The Notice raises a number of suggestions for regulatory changes to foster the ownership of broadcast stations by minority owners and other SDBs.  In addition to allowing the transfer of grandfathered radio clusters that no longer comply with the multiple ownership rules, these include specific proposals that would accomplish the following:

  • Allowing investment by exiting broadcasters and others with attributable media interests into companies controlled by minorities without the investment being counted against the ownership holdings of the investing company
  • Allowing minority groups to purchase unbuilt construction permits, and get sufficient time to construct those stations, even if the construction permit is otherwise to expire as it has been outstanding and unbuilt for over three years
  • Granting some non-minority owned companies waivers to exceed the multiple ownership limits if they sell stations to SDBs (including a proposal to create tradable credits for creating minority-owned stations)
  • Allowing for the waiver of the alien ownership limits if the investment by foreign companies would assist a minority-owned company in getting into the broadcast business.
  • Revival of the policies permitting minority distress sales (where a broadcaster against whom there were issues pending which could lead to a revocation of a license could sell their station to a minority group and avoid the revocation proceeding) and minority tax credits  (where a broadcaster who sells to a minority group could defer gains on sale if the money was reinvested into any broadcast company in the future)

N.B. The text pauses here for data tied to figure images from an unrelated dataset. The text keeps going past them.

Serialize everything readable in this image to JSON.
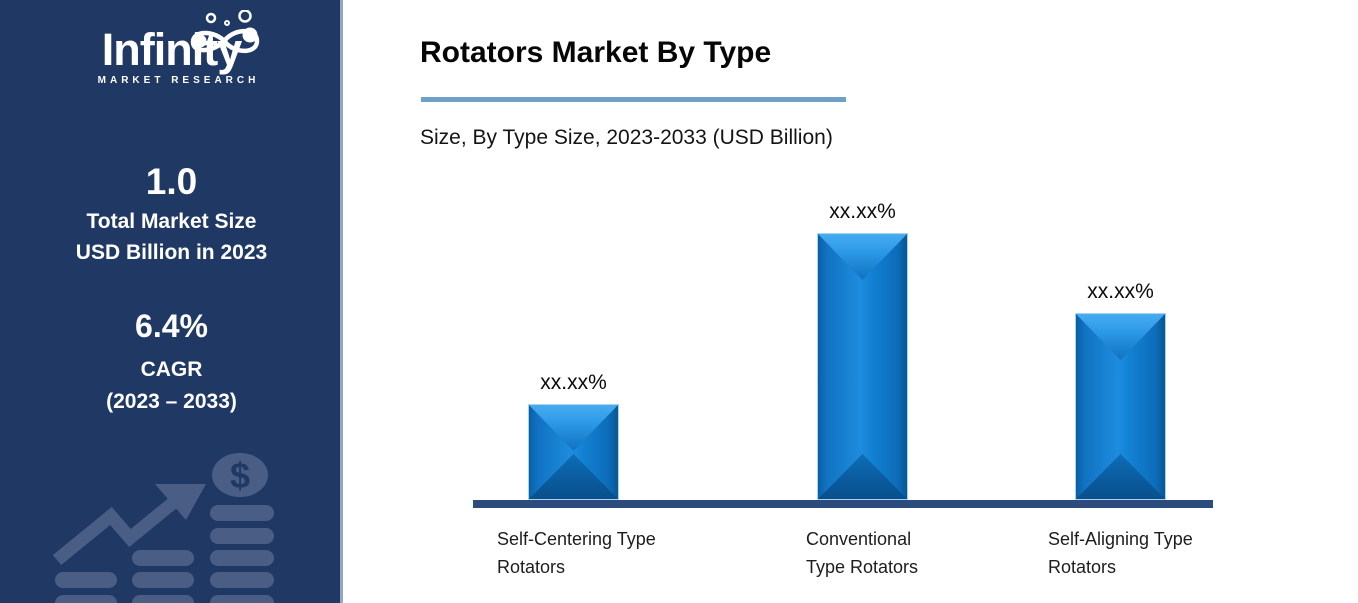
{
  "sidebar": {
    "background_color": "#203864",
    "graphic_color": "#4A5E85",
    "brand": "Infinity",
    "tagline": "MARKET RESEARCH",
    "total_market_size_value": "1.0",
    "total_market_size_line1": "Total Market Size",
    "total_market_size_line2": "USD Billion in 2023",
    "cagr_value": "6.4%",
    "cagr_label": "CAGR",
    "cagr_period": "(2023 – 2033)",
    "dollar_symbol": "$"
  },
  "header": {
    "title": "Rotators Market By Type",
    "subtitle": "Size, By Type Size, 2023-2033 (USD Billion)",
    "divider_color": "#6FA0C8"
  },
  "chart_data": {
    "type": "bar",
    "title": "Rotators Market By Type",
    "subtitle": "Size, By Type Size, 2023-2033 (USD Billion)",
    "categories": [
      "Self-Centering Type Rotators",
      "Conventional Type Rotators",
      "Self-Aligning Type Rotators"
    ],
    "values_masked": true,
    "bars": [
      {
        "category_lines": [
          "Self-Centering Type",
          "Rotators"
        ],
        "value_label": "xx.xx%",
        "relative_height": 0.36
      },
      {
        "category_lines": [
          "Conventional",
          "Type Rotators"
        ],
        "value_label": "xx.xx%",
        "relative_height": 1.0
      },
      {
        "category_lines": [
          "Self-Aligning Type",
          "Rotators"
        ],
        "value_label": "xx.xx%",
        "relative_height": 0.7
      }
    ],
    "bar_color": "#1180D8",
    "axis_color": "#2C4C7E",
    "gridlines": false,
    "legend": false,
    "y_axis_visible": false
  }
}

Some of these proposals could be implemented by the FCC, while others (like the tax certificate) would require Congressional actions.  Many would benefit all broadcasters - as they could allow investments in companies beyond the multiple ownership limits, or the rescuing of distressed properties or construction permits when unexpected issues arise.  However, there are also some proposals that might be of some concern to broadcasters, for instance requiring a certification that there was no discrimination in the sale of a station - as additional certifications always raise questions about what was meant, and whether or not some conduct may be misconstrued and lead to a fight over whether or not the certification was accurately made.  Similarly, the notice mentions a proposal for strict enforcement of the ownership limits.  That proposal could again lead to disputes over whether or not a broadcaster has violated the rules.  When JSAs and LMAs first arose, there were disputes over whether or not they were permissible.  These are still occasionally cases where there are questions of whether or not some business arrangement between competing stations goes too far under the rules.  This proposal would have to be carefully implemented to avoid punishment that are too strict for violations that may not be clear under the rules.

The Commission has also asked for comment on who would qualify to take advantage of any programs that may be adopted as a result of this proceeding.  Some of the proposals talk of minorities as being the beneficiaries, and others of Socially Disadvantaged Businesses. However, there are constitutional issues that can arise if these programs are made available only to minorities, thus it is possible that a broader category of SDBs could overcome any such issues.  However, it would then be necessary to define an SDB.  Would that include any small business under the guidelines established by the Small Business Administration, or are there some other definitions that should be established?

The proposals also call on broadcasters, the FCC and other groups interested in the broadcast industry to take more efforts to educate and encourage potential new entrants into the business, and to help ease their access to financing so that they can enter the industry.  All of these important issues will be addressed as part of the on-going multiple ownership proceeding, based on the comments filed in response to this notice.  As all stand to benefit from these proposals, broadcasters should review them carefully, and file appropriate comments.